On the phone from New York City, the well-spoken and eloquent Bird recalls started the violin at such a young age. “It wasn’t a conscious choice,” he admits; “it was my mom’s idea and I was not unwilling. I was pretty into it, and it was a social thing, not too high-pressure for the first couple of years and, you know, by the time you’re ten years old you can play pretty well! I had as much technique at the age of eight that I would need to pull off most of what I do. And then, I just had a really good ear since I started so early, and I was able to look up other musical languages like classical pretty easily!”

That good ear paid off quickly, giving Bird the ability to play, well, pretty much anything. “It’s the same neural pathway you’re forging if you’re learning language, or any other thing at that age,” he explains. “That’s why you can learn multiple languages at that age. Like the mother tongue, music is a language. And it holds pretty true. I can hear any kind of music in the world and I can pick up on its accent right away, and its vocabulary. It’s the little inflections that make one type of music different than another.

“Now I’m a multi-instrumentalist and songwriter. I can read and write music, but I don’t need to and I prefer to play with people who play instinctively.

“At some point, I found exactly the right people to play with – but what I really had to do was just go solo for five or six years, and reinvent the type of music I was creating and control every aspect of it myself in the studio and onstage before I was ready to play with people again.

“I took the violin, typically a linear instrument, and expanded its dimensions by several degrees; I could play in different layers, I could do staccato, I could play bass-lines. [The compositions] were like improvisations that ended up on a loop, and I could isolate them. I think that led to my music becoming more distinctly ‘my own,’” he concludes.

Once he’d spent those years recording and performing on his own – and discovering he had an unearthly talent for whistling – he was ready to play with other musicians. In regards to the recording of Break It Yourself, he states that it was the first time he’d trusted other musicians to “use their creative instincts.”

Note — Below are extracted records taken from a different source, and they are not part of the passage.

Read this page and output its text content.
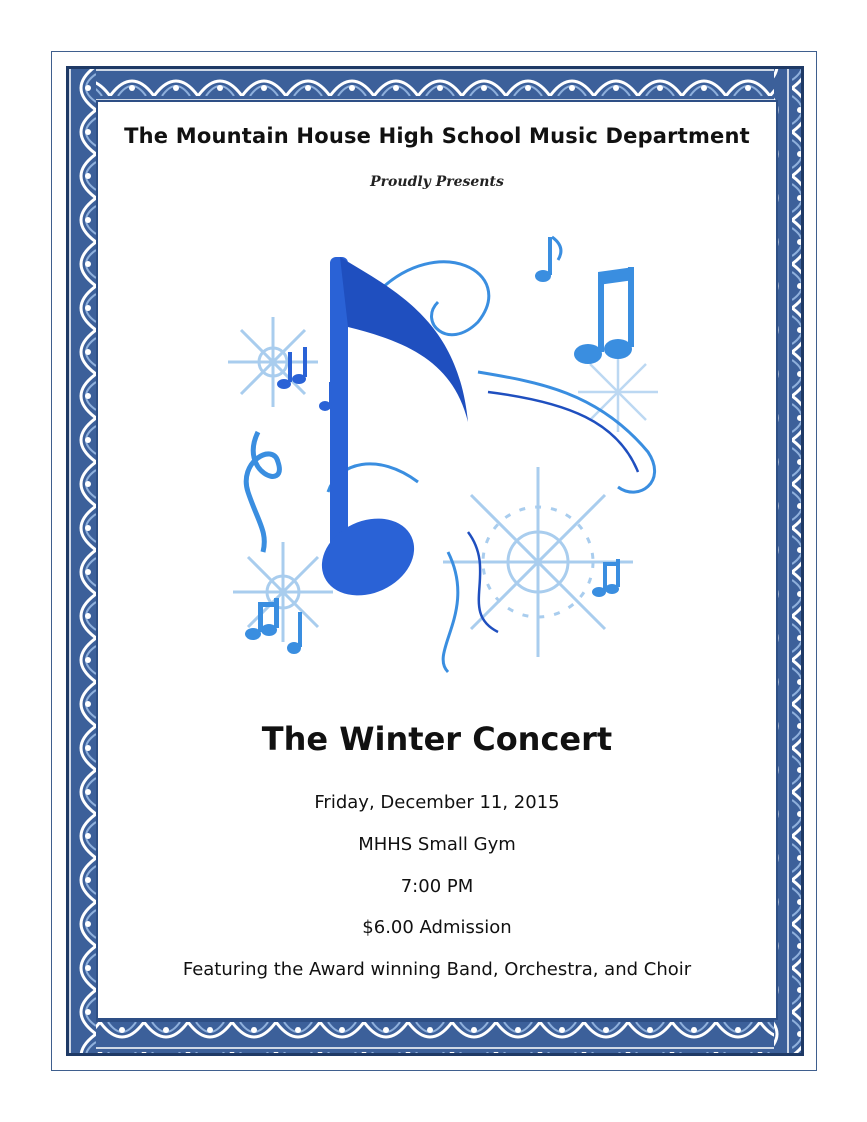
The Mountain House High School Music Department
Proudly Presents
The Winter Concert
Friday, December 11, 2015
MHHS Small Gym
7:00 PM
$6.00 Admission
Featuring the Award winning Band, Orchestra, and Choir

“It’s the first time I’ve let more than just one other member of my band in the studio with me at a time,” he reveals. “It was just the four of us in a room, all facing each other, playing with no headphones and no separation between us, just learning the songs while the tape’s rolling.”

I mention that the record certainly has that feel to it, that it sounds as if there was a lot of trust in the making of it. Bird concurs, “Yes, [the mood] just happened, it’s the nature of having done it in eight days, in a farm in west Illinois. Living in a barn under one roof, eating together – there was definitely a mood out there. Late August, in the Midwest, in an old red barn!”

Finally, this scribe has to ask Bird about his unearthly whistling abilities. More specifically about his memorable turn in The Muppets, performing the jaw-dropping whistling finale of the film, where the character Walter finally discovers his hidden talent during a telethon the Muppets have thrown to save their rundown theatre from the clutches of a greedy oil tycoon.

“Well, I had my ear to the ground; I was living in LA for a period of time and I heard the film was in development,” Bird recalls fondly. “So I offered my services. All the songwriters were doing it on spec, and there were some pretty heavy people in there, doing it out of love for The Muppets!

“I got the script, and it was funny, I thought it was really good and had a nice sense of humour to it. So I wrote four or five songs, either with Walter or Kermit [the Frog] in mind that had to move the story along. And the part they ended up using was the whistling finale. It was fun, because I respected the director (James Bobin) and the music supervisor from Flight Of The Conchords (Bret McKenzie), and I respected what they were going for, so I didn’t mind doing revisions,” he laughs. “I was like, ‘Sure! Got it!’ It was so much fun.”